Teniéndome en brazos, y aun a pesar de mis intentos por zafarme, Mario se sentó en la silla de la que me había levantado y me acomodó boca abajo, sobre sus rodillas. Parecía no estar molesto por mis insultos. Al contrario, se veía divertido. Mientras tanto, Raúl se iba quitando la ropa. Mario, teniéndome sobre sus piernas, metió su mano por debajo de mi falda y sobó mis nalgas, jugó con el hilo dental de mi tanga y acarició mi ano sin meter su dedo. Yo gritaba y forcejeaba, ante lo que Raúl decidió atar mis manos con una cinta canela que sacó del mostrador.
–¿La amordazamos? –preguntó Mario.
–No, me encanta que grite –respondió Raúl.
Mario siguió acariciando mis nalgas. Yo estaba aterrada y excitada. No sabía si seguir quejándome o ceder. No pude evitarlo y se escapó un suspiro de mis labios.
–Te gusta tanto como a mí, Anita, mira nada más qué mojada estás… Quieres que te la meta, ¿verdad? Pero vas a tener que esperar un poco, porque no te has portado muy bien que digamos.
Después de decir eso, me quitó la falta, y todavía con mi tanga puesta me dio una nalgada que me dolió muchísimo. Grité y gemí. Él siguió azotándome el culo, sin clemencia, con mucha fuerza. Me azotaba, me pellizcaba, me apretaba, como si fuera yo fuera una muñeca de hule y no una chica de carne y hueso.
–Qué buen culito tienes, Anita. Me gustas mucho, quéjate más, me excitan tus gritos. Grita todo lo que quieras, que aquí nadie va a oírte… Te encanta que te azote las nalgas, ¿verdad reina?, mira qué mojadita estás –decía mientras me nalgueaba y me acariciaba los labios de la vagina de vez en cuando. –¿Verdad que te gusta?, ¡contéstame, perra, que estoy hablándote!
Yo no podía contestar. Raúl nos miraba. Había empezado a masturbarse. Yo seguía teniendo miedo, pero me sentía más cachonda y encendida que nuca. Comenzaba a gozar el spanking me propinaba Mario, y gozaba extrañamente la mirada de Raúl sobre mí. En el café sólo se escuchaban nuestras respiraciones agitadas y el chas-chas de las manos de Mario sobre mi culo.
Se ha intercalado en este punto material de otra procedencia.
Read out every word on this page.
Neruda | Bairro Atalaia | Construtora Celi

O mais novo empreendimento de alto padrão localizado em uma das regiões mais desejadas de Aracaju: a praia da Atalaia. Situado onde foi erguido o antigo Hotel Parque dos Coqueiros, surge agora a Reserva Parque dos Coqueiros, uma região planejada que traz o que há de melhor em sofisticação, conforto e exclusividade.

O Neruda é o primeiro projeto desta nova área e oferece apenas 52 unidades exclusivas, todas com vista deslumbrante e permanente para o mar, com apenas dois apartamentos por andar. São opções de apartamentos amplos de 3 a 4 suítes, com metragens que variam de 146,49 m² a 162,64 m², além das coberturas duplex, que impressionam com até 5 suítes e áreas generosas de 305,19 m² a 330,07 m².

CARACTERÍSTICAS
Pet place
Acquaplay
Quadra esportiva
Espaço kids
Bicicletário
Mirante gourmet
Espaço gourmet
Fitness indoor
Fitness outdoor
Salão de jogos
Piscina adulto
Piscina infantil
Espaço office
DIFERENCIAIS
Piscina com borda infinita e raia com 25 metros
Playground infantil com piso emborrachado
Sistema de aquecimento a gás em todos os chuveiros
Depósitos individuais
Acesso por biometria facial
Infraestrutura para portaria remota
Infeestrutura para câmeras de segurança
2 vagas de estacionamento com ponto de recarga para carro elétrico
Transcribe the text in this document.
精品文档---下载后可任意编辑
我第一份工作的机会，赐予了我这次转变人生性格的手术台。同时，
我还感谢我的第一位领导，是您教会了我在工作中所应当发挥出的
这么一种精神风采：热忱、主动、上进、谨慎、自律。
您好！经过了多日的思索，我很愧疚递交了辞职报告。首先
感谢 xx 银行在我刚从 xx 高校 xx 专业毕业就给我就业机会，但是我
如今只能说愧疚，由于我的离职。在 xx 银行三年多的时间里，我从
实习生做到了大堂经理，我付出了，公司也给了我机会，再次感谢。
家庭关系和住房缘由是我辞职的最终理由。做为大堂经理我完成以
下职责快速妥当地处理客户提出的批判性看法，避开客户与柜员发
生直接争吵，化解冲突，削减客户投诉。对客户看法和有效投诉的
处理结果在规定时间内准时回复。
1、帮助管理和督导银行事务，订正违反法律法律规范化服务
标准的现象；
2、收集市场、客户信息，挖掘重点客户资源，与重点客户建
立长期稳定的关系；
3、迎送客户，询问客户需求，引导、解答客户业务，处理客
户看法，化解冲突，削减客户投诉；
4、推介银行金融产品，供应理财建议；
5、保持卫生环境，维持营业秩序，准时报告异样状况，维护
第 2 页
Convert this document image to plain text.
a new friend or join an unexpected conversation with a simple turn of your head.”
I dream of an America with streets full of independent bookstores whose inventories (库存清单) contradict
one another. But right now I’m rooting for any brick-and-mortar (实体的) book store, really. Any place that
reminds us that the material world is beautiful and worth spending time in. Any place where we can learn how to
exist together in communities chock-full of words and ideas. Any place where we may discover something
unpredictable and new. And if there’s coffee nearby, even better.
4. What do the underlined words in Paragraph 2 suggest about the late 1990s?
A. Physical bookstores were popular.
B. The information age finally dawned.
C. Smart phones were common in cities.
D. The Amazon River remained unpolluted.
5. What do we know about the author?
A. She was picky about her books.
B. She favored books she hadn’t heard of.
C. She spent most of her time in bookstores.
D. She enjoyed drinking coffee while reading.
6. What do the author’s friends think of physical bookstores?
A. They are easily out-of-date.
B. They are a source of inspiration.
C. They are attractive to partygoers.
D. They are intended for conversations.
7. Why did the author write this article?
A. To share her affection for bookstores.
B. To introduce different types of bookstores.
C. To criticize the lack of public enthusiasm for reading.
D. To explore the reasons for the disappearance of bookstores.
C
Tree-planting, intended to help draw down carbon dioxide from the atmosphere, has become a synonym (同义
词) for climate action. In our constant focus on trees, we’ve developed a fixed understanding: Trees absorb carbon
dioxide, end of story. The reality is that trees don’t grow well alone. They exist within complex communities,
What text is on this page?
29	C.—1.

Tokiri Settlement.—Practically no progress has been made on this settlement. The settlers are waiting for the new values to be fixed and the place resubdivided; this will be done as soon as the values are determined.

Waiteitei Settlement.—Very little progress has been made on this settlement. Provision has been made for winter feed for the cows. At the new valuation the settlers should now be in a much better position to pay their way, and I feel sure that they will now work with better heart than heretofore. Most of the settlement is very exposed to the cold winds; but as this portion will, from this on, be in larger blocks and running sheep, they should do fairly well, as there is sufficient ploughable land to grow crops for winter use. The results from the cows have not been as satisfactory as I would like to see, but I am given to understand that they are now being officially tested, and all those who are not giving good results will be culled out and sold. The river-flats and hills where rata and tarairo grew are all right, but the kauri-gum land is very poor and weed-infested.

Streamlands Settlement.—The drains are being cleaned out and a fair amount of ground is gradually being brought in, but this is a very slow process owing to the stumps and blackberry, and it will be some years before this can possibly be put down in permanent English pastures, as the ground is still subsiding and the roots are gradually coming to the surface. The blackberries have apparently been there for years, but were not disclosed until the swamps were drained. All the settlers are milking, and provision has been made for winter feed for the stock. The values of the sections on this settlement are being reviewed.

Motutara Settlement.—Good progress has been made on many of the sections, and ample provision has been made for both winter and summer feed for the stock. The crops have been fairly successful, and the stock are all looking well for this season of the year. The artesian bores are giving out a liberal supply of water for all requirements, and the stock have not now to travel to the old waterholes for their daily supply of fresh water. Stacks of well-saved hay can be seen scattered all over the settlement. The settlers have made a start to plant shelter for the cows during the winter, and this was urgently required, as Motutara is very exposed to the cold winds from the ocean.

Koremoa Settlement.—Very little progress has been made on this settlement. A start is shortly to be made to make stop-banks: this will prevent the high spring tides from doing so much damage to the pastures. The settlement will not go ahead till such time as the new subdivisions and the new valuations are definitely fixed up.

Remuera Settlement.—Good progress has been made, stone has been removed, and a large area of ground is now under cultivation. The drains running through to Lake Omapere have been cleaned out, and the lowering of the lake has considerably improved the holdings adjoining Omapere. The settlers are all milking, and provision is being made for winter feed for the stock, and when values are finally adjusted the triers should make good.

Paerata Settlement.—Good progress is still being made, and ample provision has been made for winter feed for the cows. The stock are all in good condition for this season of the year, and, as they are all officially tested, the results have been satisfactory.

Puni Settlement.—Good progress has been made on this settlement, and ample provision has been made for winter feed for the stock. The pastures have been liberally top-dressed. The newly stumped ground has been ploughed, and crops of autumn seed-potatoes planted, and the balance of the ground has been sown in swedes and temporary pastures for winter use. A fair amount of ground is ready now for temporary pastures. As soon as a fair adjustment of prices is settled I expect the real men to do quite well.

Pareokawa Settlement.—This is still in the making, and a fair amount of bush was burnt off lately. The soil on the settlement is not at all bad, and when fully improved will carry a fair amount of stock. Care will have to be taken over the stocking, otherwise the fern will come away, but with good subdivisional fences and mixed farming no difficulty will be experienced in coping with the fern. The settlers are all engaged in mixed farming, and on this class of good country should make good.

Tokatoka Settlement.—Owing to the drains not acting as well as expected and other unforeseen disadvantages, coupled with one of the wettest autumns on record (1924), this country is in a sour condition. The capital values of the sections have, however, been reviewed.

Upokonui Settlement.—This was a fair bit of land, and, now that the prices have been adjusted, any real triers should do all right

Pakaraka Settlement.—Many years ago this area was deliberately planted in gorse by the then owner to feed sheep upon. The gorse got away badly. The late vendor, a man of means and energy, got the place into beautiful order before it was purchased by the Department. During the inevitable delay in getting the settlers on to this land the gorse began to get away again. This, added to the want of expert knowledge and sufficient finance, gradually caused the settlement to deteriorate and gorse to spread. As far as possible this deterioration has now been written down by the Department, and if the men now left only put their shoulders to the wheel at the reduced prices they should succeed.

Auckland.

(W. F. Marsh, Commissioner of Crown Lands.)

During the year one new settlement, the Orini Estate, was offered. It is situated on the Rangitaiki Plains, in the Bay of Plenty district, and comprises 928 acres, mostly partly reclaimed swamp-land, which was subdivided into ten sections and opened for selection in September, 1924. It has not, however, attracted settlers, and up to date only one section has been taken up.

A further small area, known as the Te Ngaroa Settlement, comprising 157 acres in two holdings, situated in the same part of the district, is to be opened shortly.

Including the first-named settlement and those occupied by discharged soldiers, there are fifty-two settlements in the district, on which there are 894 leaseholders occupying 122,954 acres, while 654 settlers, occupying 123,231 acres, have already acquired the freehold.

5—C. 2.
–¿Cuánto te gusta, Anita? Dime cuánto te gusta –y volvía a azotarme, una y otra vez. –¿No vas a contestarme, puta? –y me azotaba con más fuerza.
–Sí… –respondí por miedo a que sus azotes subieran de intensidad.
–Eso es, mamacita, contesta cada vez que Raúl o yo te preguntemos algo… dime cuánto te gusta que te azote el culo…
–Me gusta…
–¿Cuánto te gusta, Anita?
–…
–¡¿No me escuchas puta?! ¡Te pregunté cuánto te gusta! –gritó mientras masacraba mi trasero.
–Me gusta mucho… pero me duele… ¡auch!… sí, me gusta…
–Ya estás aprendiendo, Anita, muy bien.
Raúl seguía mirándonos, seguía masturbándose. Yo me preguntaba qué diablos seguía, qué iban a hacer conmigo esos dos hombres que me asustaban tanto, pero que me excitaban y me hacían sentir como nunca. No podía decidir cuál de los dos me gustaba más.
Raúl jaló otra silla y se sentó sobre ella, cerca de nosotros, poniendo su pene frente a mi cara. Soltó una carcajada cuando vio mi expresión de miedo.
–No te preocupes –me dijo– sólo voy a meterla en tu boca, nada malo te va a pasar. No harás nada que no hayas hecho antes, mami.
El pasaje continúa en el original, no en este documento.